Can we, perhaps, store those various "alternative" timestamps in dict so
then whoever wants to read them can just parse the dict key:value pairs
attach to each printk message?

> Also it still will be racy because the timestamp is taken when the message
> is printed. It might be "long" before or after the event that
> it talks about.
>
> There is still the alternative to print all three timestamps regularly
> for those interested. It is less user convenient but much easier
> to maintain.

Yes, that's a nice alternative.

-ss

2020-08-13 10:24:03

by Petr Mladek

[permalink] [raw]
Subject: Re: [RFC PATCH] printk: Change timestamp to triplet as mono, boot and real

On Thu 2020-08-13 10:55:00, Sergey Senozhatsky wrote:
> On (20/08/11 15:02), Petr Mladek wrote:
> > On Tue 2020-08-11 14:05:12, Thomas Gleixner wrote:
> > > Petr Mladek <[email protected]> writes:
> > > > At least "crash" tool would need an update anyway. AFAIK, it checks
> > > > the size of struct printk_log and refuses to read it when it changes.
> > > >
> > > > It means that the hack with VMCOREINFO_FIELD_OFFSET probably is not
> > > > needed because we would need to update the crashdump-related tools anyway.
> > > >
> > > > Well, the timing is good. We are about to switch the printk ring
> > > > buffer into a lockless one. It requires updating the crashdump tools
> > > > as well. We could do this at the same time. The lockless ring buffer
> > > > already is in linux-next. It is aimed for 5.10 or 5.11.
> > > ...
> > > > It would be great to synchronize all these changes changes of the
> > > > printk log buffer structures.
> > >
> > > I agree that having one update is a good thing, but pretty please can we
> > > finally make progress with this and not create yet another dependency?
> >
> > To make it clear. I definitely do not want to block lockless printk by
> > this.
> >
> > BTW: I am not 100% convinced that storing all three timestamps is
> > worth it. It increases the code complexity, metadata size. It needs
> > an interface with the userspace that has to stay backward compatible.
>
> Can we, perhaps, store those various "alternative" timestamps in dict so
> then whoever wants to read them can just parse the dict key:value pairs
> attach to each printk message?

Interesting idea. It might be a way how to add optional metadata
without breaking compatibility with crashdump tools.

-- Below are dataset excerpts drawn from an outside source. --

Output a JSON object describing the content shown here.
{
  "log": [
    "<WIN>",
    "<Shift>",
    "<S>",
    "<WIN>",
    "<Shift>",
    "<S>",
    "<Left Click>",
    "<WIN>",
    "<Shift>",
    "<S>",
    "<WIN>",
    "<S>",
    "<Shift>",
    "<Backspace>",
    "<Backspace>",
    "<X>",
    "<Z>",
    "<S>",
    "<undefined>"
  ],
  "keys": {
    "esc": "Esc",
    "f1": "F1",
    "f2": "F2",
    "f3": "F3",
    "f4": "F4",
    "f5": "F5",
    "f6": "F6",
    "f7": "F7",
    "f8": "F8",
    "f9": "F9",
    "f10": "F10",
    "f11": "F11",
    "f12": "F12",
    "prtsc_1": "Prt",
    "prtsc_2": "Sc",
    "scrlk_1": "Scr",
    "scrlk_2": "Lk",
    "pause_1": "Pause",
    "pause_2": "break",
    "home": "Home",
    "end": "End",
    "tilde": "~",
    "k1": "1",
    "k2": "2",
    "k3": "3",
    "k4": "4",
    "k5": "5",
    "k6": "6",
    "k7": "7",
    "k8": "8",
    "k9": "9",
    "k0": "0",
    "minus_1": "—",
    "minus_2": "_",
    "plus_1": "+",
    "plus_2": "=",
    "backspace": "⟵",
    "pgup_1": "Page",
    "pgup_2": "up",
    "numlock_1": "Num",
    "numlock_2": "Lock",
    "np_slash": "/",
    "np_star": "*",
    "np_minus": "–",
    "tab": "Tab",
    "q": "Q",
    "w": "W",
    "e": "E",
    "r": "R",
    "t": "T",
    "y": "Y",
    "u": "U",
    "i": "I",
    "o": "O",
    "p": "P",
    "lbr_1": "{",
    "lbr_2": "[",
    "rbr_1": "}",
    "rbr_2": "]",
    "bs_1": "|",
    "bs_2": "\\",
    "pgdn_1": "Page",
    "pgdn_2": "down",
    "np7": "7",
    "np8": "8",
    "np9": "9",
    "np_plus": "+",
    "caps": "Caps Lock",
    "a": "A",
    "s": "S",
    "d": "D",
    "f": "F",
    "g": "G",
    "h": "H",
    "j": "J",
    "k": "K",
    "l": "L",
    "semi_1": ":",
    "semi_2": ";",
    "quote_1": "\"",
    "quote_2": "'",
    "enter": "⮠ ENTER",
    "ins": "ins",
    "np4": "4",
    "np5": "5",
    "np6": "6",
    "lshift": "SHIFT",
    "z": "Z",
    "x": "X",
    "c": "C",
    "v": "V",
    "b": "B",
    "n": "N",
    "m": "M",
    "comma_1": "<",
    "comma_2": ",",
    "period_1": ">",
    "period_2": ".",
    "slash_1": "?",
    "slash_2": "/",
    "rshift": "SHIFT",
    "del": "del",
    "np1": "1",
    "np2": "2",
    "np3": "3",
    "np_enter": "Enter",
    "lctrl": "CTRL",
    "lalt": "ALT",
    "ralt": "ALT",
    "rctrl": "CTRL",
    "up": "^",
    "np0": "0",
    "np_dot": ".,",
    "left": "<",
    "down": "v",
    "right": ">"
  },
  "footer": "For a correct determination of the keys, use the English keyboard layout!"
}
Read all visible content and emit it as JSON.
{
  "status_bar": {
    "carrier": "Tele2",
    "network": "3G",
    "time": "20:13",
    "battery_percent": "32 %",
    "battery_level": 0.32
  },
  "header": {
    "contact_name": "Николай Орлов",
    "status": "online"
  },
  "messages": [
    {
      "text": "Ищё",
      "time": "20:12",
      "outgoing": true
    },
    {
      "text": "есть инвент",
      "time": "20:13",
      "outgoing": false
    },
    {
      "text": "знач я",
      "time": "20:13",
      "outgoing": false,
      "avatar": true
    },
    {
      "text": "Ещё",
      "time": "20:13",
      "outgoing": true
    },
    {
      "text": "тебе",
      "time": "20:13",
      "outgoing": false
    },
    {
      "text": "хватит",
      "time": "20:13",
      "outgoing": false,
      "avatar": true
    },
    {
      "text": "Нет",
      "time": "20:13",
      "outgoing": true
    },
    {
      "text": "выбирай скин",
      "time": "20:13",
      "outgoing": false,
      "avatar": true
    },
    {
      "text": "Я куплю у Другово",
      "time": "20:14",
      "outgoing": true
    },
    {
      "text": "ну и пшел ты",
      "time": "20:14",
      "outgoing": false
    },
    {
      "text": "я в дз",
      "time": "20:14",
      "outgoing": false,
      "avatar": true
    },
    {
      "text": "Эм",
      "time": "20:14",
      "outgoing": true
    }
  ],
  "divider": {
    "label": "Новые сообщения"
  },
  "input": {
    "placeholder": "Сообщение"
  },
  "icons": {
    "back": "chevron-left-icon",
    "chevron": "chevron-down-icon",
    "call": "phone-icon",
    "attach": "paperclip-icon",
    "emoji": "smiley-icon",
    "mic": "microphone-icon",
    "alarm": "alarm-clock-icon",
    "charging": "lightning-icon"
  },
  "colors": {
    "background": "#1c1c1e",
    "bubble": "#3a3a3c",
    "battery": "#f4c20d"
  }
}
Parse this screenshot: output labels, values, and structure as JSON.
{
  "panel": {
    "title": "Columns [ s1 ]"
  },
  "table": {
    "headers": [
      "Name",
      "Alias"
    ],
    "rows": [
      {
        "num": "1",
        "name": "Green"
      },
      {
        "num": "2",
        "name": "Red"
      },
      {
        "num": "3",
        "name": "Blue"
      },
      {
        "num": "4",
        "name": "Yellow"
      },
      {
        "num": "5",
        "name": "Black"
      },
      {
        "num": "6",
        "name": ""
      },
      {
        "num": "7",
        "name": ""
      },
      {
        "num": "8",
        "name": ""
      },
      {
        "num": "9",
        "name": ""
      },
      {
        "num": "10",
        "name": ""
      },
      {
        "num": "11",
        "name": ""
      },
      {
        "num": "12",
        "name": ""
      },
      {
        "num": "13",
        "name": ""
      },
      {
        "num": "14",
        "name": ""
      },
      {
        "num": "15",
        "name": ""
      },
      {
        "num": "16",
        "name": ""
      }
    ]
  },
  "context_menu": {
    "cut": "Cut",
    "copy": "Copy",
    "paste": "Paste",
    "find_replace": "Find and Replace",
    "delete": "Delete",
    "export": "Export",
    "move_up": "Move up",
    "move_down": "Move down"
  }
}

Well, I have bad feeling about it. Some of the reasons might be:

+ would take more space (prefix + text vs. binary representation)
+ not reliable because dict is currently dropped when no space
+ it would make the controversial dictionary feature more important


I would prefer to solve this by storing the timestamps in the
structure with metadata.

Best Regards,
Petr

2020-08-13 10:27:30

by Thomas Gleixner

[permalink] [raw]
Subject: Re: [RFC PATCH] printk: Change timestamp to triplet as mono, boot and real

Sergey Senozhatsky <[email protected]> writes:
> On (20/08/11 15:02), Petr Mladek wrote:
>> There is still the alternative to print all three timestamps regularly
>> for those interested. It is less user convenient but much easier
>> to maintain.
>
> Yes, that's a nice alternative.

It's trivial on the kernel side, annoying for all people who do not care
about them because they show up in syslog and it's a fricking nightmare
to reconstruct over a large cluster of machines.

Thanks,

tglx

2020-08-13 11:33:26

by Sergey Senozhatsky

[permalink] [raw]
Subject: Re: [RFC PATCH] printk: Change timestamp to triplet as mono, boot and real

On (20/08/13 12:22), Petr Mladek wrote:
>
> + would take more space (prefix + text vs. binary representation)

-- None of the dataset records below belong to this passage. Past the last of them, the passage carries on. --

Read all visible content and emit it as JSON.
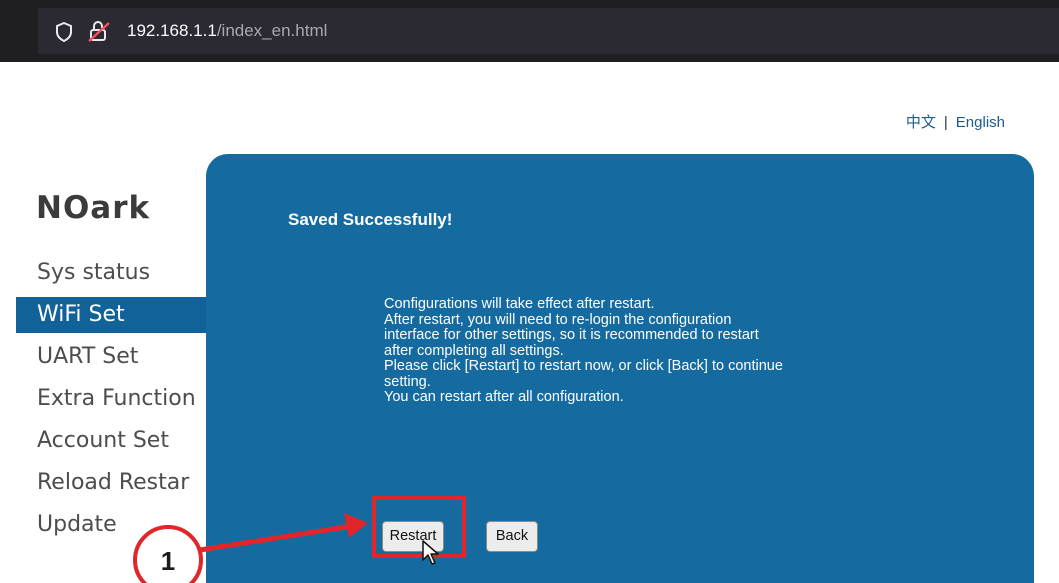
{
  "browser": {
    "url_host": "192.168.1.1",
    "url_path": "/index_en.html"
  },
  "lang": {
    "chinese": "中文",
    "separator": "|",
    "english": "English"
  },
  "logo": "NOark",
  "sidebar": {
    "items": [
      {
        "label": "Sys status",
        "active": false
      },
      {
        "label": "WiFi Set",
        "active": true
      },
      {
        "label": "UART Set",
        "active": false
      },
      {
        "label": "Extra Function",
        "active": false
      },
      {
        "label": "Account Set",
        "active": false
      },
      {
        "label": "Reload Restar",
        "active": false
      },
      {
        "label": "Update",
        "active": false
      }
    ]
  },
  "panel": {
    "title": "Saved Successfully!",
    "message_lines": [
      "Configurations will take effect after restart.",
      "After restart, you will need to re-login the configuration",
      "interface for other settings, so it is recommended to restart",
      "after completing all settings.",
      "Please click [Restart] to restart now, or click [Back] to continue",
      "setting.",
      "You can restart after all configuration."
    ],
    "restart_label": "Restart",
    "back_label": "Back"
  },
  "annotation": {
    "step_number": "1"
  },
  "colors": {
    "panel_blue": "#156a9f",
    "active_item": "#12629a",
    "annotation_red": "#e0262b"
  }
}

Dict buffer is allocated regardless of how we use it, and only printks
from drivers/* (dev_printk*) add dict payload. It might be the case
that on some (if not most) systems dict pages are not used 90% of times
(if not 99%).

> + not reliable because dict is currently dropped when no space

Well, in the perfect world this is a problem, but "maybe not having
alternative timestamps sometimes" can be OK approach for people who
wants to use those triplet timestamps.

But, in general, how real this problem is? What I sae so far (on my boxes)
was that printk messages are longer than dict payload.

Example:

6,223,93298,-,caller=T1;acpi PNP0A08:00: _OSC: OS supports [Segments MSI HPX-Type3]
SUBSYSTEM=acpi
DEVICE=+acpi:PNP0A08:00
6,224,93413,-,caller=T1;acpi PNP0A08:00: _OSC: not requesting OS control; OS requires [ExtendedConfig ASPM ClockPM MSI]
SUBSYSTEM=acpi
DEVICE=+acpi:PNP0A08:00
6,225,93540,-,caller=T1;PCI host bridge to bus 0000:00
6,226,93541,-,caller=T1;pci_bus 0000:00: root bus resource [io 0x0000-0x0cf7 window]
SUBSYSTEM=pci_bus
DEVICE=+pci_bus:0000:00

It might be the case, that overflowing dict buffer, without first overflowing
printk buffer, can be rather challenging.

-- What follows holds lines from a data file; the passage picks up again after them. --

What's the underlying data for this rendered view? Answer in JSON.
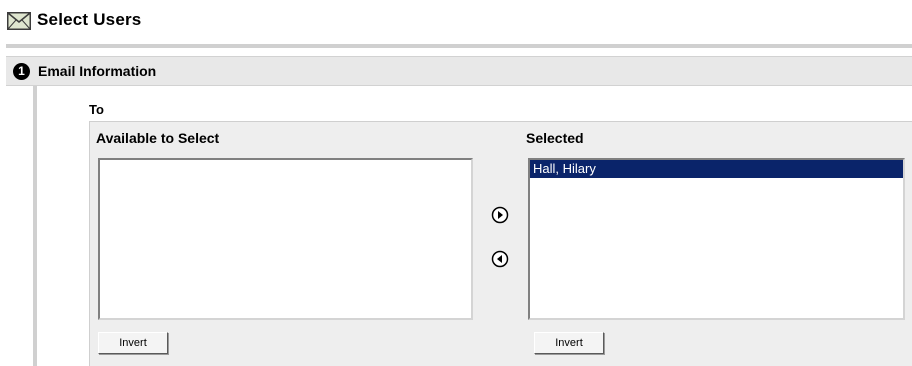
{
  "header": {
    "title": "Select Users",
    "icon": "envelope-icon"
  },
  "step": {
    "number": "1",
    "label": "Email Information"
  },
  "recipients": {
    "field_label": "To",
    "available": {
      "heading": "Available to Select",
      "options": [],
      "invert_label": "Invert"
    },
    "selected": {
      "heading": "Selected",
      "options": [
        {
          "label": "Hall, Hilary",
          "highlighted": true
        }
      ],
      "invert_label": "Invert"
    },
    "move_right_icon": "circle-arrow-right-icon",
    "move_left_icon": "circle-arrow-left-icon"
  },
  "colors": {
    "selection": "#0a246a",
    "panel": "#eeeeee",
    "rule": "#d0d0d0"
  }
}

> + it would make the controversial dictionary feature more important

Yes. But, for the time being, this controversial dict feature allocates
pages for dict buffer anyway.

-ss

2020-08-14 10:09:22

by Petr Mladek

[permalink] [raw]
Subject: Re: [RFC PATCH] printk: Change timestamp to triplet as mono, boot and real

On Thu 2020-08-13 20:31:55, Sergey Senozhatsky wrote:
> On (20/08/13 12:22), Petr Mladek wrote:
> >
> > + would take more space (prefix + text vs. binary representation)
>
> Dict buffer is allocated regardless of how we use it, and only printks
> from drivers/* (dev_printk*) add dict payload. It might be the case
> that on some (if not most) systems dict pages are not used 90% of times
> (if not 99%).
>
> > + not reliable because dict is currently dropped when no space
>
> Well, in the perfect world this is a problem, but "maybe not having
> alternative timestamps sometimes" can be OK approach for people who
> wants to use those triplet timestamps.

I am afraid the people would see missing timestamps as a bug.
They want it because they want to corelate kernel and userspace logs.
The timestamps from realtime clock are supposed to make it
straightforward.

More importantly. I do not see a reasonable way how to handle it.
No timestamp is worse than timestamps from non-synchronized clock.
Mixing timestamps from different clocks (as fallback) would cause
a lot of confusion (more harm than good).

> But, in general, how real this problem is? What I sae so far (on my boxes)
> was that printk messages are longer than dict payload.

Yeah, I think that dict are less used on normal systems. But it might
be very different when a driver gets more verbose during debugging
and the amount of dev_printk() calls is much higher.

Best Regards,
Petr